Il est difficile de prévoir jusqu'où s'ouvrira la porte en Belgique, car l’accord de gouvernement maintient l’interdiction des contrats sur appel. Pourtant, cette interdiction est en réalité déjà en place car c’est précisément la règle du 1/3 temps, qui empêche aujourd’hui les contrats sur appel – à l’exception des flexi-jobs. L'accord de gouvernement entend-il à la fois maintenir et supprimer cette règle? Le Employment Rights Bill 2024 britannique, actuellement en attente d’une troisième lecture à la Chambre des communes, impose aux employeurs de garantir un nombre d’heures de travail par trimestre. La directive européenne relative à des conditions de travail transparentes et prévisibles exige depuis 2019 que tous les Etats membres adoptent des mesures contre les abus liés aux contrats zéro heure. En Belgique, cette exigence est aujourd’hui couverte par la règle du 1/3- temps. Si cette règle venait à disparaître, une nouvelle disposition anti-abus devra impérativement la remplacer.

En attendant, l’accord de gouvernement prévoit également une réforme de notre système de sécurité sociale, axée sur des emplois supérieurs à un mi-temps.
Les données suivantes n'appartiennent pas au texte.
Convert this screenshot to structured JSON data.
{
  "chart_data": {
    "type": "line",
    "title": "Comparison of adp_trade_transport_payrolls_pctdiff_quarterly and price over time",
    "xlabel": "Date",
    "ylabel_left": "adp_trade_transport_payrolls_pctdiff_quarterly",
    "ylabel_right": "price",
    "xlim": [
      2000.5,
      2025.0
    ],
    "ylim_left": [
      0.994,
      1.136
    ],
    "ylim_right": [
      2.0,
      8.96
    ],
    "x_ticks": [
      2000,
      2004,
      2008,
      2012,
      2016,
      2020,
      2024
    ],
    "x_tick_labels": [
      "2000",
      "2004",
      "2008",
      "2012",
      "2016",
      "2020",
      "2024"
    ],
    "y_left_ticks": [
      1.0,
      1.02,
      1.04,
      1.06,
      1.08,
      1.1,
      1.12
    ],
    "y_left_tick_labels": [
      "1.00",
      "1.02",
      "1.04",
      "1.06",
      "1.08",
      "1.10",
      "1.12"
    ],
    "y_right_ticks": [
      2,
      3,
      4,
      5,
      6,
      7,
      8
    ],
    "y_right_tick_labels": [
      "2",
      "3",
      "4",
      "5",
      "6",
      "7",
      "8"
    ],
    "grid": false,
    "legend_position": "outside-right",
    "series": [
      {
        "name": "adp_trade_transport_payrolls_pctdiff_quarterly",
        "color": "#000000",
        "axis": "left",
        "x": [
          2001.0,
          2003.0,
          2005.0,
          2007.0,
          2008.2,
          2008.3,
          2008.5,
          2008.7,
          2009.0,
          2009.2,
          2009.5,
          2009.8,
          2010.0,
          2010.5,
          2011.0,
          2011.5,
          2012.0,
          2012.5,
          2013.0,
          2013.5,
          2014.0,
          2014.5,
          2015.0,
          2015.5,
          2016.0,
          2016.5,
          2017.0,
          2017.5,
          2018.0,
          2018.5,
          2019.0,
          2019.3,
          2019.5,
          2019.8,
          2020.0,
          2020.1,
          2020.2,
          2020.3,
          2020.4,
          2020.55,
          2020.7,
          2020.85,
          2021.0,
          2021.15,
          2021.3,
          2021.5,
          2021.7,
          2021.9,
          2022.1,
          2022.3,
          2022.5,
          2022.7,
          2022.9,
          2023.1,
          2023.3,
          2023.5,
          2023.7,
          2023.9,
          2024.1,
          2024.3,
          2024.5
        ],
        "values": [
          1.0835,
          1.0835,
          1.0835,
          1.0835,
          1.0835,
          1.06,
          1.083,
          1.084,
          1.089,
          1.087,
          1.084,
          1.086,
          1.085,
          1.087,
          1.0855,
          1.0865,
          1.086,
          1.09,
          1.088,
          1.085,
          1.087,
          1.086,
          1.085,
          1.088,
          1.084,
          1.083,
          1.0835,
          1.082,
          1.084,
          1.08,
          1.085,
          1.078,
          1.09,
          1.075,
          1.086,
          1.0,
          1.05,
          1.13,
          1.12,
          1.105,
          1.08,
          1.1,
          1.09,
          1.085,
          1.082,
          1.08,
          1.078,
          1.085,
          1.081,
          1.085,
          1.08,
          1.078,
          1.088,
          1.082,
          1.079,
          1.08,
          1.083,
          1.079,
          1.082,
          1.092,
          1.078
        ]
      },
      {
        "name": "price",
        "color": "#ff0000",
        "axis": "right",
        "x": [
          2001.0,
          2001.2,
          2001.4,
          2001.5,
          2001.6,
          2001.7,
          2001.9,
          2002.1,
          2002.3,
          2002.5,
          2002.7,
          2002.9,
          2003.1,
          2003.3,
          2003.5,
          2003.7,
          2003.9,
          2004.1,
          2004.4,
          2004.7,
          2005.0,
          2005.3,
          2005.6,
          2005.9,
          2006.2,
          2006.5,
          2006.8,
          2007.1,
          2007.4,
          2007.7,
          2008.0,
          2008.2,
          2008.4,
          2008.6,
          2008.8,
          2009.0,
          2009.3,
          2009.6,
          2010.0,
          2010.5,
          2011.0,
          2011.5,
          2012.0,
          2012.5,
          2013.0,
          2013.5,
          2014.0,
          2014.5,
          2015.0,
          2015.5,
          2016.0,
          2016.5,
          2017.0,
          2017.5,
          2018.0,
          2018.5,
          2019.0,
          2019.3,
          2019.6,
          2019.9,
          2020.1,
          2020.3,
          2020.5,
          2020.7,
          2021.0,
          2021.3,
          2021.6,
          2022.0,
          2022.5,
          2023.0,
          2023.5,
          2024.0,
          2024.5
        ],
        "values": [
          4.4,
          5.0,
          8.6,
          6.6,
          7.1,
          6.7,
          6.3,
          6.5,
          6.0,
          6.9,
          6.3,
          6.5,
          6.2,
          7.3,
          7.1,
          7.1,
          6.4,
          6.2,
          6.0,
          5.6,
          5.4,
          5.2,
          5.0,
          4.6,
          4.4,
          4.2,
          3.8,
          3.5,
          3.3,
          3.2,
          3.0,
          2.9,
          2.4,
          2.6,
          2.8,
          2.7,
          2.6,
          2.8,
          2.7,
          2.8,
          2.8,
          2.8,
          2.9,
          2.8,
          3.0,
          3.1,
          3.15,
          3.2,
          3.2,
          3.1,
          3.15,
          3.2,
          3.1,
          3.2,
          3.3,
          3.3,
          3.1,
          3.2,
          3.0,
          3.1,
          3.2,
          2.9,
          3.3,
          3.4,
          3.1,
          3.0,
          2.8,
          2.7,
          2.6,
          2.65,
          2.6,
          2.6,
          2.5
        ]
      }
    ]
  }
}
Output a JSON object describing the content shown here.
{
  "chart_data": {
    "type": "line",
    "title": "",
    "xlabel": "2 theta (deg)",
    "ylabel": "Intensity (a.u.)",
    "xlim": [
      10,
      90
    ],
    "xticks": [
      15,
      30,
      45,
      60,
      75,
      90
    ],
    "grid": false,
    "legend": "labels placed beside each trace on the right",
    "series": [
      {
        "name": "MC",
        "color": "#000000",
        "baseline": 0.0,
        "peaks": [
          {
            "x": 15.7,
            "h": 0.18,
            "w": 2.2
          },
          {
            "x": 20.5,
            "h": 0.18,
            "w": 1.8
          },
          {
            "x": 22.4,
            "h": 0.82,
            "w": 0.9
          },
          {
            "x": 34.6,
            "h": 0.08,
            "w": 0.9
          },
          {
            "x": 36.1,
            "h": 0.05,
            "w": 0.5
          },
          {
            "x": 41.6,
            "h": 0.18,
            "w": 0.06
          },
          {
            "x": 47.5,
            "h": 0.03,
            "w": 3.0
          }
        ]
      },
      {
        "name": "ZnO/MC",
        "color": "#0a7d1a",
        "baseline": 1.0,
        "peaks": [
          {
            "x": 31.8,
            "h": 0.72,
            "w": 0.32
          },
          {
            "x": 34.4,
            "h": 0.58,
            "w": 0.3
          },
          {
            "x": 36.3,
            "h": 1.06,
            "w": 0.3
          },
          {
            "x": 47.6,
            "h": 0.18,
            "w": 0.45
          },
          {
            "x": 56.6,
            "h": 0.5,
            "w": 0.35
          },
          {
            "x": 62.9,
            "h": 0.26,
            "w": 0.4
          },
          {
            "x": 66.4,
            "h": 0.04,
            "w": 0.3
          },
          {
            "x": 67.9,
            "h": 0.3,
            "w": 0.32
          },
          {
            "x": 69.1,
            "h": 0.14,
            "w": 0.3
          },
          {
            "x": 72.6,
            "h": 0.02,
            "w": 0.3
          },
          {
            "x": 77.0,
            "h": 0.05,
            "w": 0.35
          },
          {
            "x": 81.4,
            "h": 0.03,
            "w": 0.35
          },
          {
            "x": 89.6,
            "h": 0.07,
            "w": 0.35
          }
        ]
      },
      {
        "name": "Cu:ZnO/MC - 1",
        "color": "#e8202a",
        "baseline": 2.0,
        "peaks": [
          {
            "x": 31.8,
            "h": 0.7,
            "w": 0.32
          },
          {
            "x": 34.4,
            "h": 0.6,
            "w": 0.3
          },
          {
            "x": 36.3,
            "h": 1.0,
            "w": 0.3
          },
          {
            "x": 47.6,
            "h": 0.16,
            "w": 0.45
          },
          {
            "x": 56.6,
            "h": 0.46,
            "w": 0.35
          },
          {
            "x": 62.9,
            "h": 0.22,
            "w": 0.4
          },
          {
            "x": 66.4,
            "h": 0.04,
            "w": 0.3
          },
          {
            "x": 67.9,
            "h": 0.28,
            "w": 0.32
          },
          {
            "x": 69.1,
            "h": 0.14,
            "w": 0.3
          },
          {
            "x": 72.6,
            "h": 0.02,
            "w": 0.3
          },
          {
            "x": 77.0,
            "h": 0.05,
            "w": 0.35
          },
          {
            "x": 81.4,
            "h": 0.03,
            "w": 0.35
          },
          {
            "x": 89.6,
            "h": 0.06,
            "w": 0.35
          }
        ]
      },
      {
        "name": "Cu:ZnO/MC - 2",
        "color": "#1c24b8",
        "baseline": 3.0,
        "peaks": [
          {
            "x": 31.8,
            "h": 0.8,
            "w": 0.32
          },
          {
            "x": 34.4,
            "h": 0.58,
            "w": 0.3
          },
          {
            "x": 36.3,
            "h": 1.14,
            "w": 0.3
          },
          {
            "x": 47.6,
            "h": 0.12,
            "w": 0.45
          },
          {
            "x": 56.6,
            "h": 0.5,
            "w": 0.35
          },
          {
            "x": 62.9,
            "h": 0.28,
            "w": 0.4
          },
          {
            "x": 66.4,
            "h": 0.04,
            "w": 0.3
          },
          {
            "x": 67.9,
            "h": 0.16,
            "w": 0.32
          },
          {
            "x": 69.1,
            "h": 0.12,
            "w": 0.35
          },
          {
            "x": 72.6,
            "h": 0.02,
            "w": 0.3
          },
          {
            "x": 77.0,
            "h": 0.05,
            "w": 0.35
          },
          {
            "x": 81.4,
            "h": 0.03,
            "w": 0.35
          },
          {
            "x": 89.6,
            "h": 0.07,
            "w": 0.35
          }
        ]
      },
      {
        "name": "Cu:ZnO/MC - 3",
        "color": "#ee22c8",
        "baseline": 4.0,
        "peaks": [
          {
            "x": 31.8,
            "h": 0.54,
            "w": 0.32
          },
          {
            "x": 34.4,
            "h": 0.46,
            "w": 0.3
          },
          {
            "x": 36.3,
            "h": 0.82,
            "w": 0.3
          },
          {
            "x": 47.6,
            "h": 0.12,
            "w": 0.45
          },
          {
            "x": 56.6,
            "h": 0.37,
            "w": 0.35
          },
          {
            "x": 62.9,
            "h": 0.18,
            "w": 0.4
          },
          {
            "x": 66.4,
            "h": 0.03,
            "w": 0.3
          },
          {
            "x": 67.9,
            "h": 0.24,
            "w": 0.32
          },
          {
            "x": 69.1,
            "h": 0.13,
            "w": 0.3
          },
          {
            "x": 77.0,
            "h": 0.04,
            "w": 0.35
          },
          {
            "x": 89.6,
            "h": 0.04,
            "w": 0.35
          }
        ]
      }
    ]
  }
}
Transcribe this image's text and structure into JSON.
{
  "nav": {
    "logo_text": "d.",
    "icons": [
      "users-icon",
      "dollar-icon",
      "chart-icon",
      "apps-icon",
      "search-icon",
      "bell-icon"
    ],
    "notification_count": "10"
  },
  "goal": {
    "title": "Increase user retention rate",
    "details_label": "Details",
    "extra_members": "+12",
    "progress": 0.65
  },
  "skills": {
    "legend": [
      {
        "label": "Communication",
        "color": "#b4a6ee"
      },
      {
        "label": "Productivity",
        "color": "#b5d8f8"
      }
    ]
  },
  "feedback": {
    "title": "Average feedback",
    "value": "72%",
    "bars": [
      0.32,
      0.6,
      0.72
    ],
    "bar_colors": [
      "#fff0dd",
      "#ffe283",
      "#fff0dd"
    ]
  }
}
Les travailleurs cumulant plusieurs emplois inférieurs à 1/3-temps, même pour plusieurs employeurs, risquent d’avoir beaucoup de mal à atteindre les 156 jours travaillés requis. Dans certains cas, ils n’acquerront par conséquent aucun droit. La discrimination de ce groupe cible dans la sécurité sociale sera un fameux casse-tête pour la Cour constitutionnelle et/ou la Cour de justice. 
 
La fragmentation du marché du travail due à la généralisation des flexi-jobs sera de toute façon un problème pour les prochains gouvernements. Espérons que le gouvernement et le parlement actuels éviteront d’aggraver la situation avec des contrats sur appel.  Car la limitation du chômage dans le temps menace aussi de pousser un groupe de demandeurs d’emploi vers ce type de contrats hyper-flexibles qui ne permettent pas d’acquérir un revenu suffisamment stable.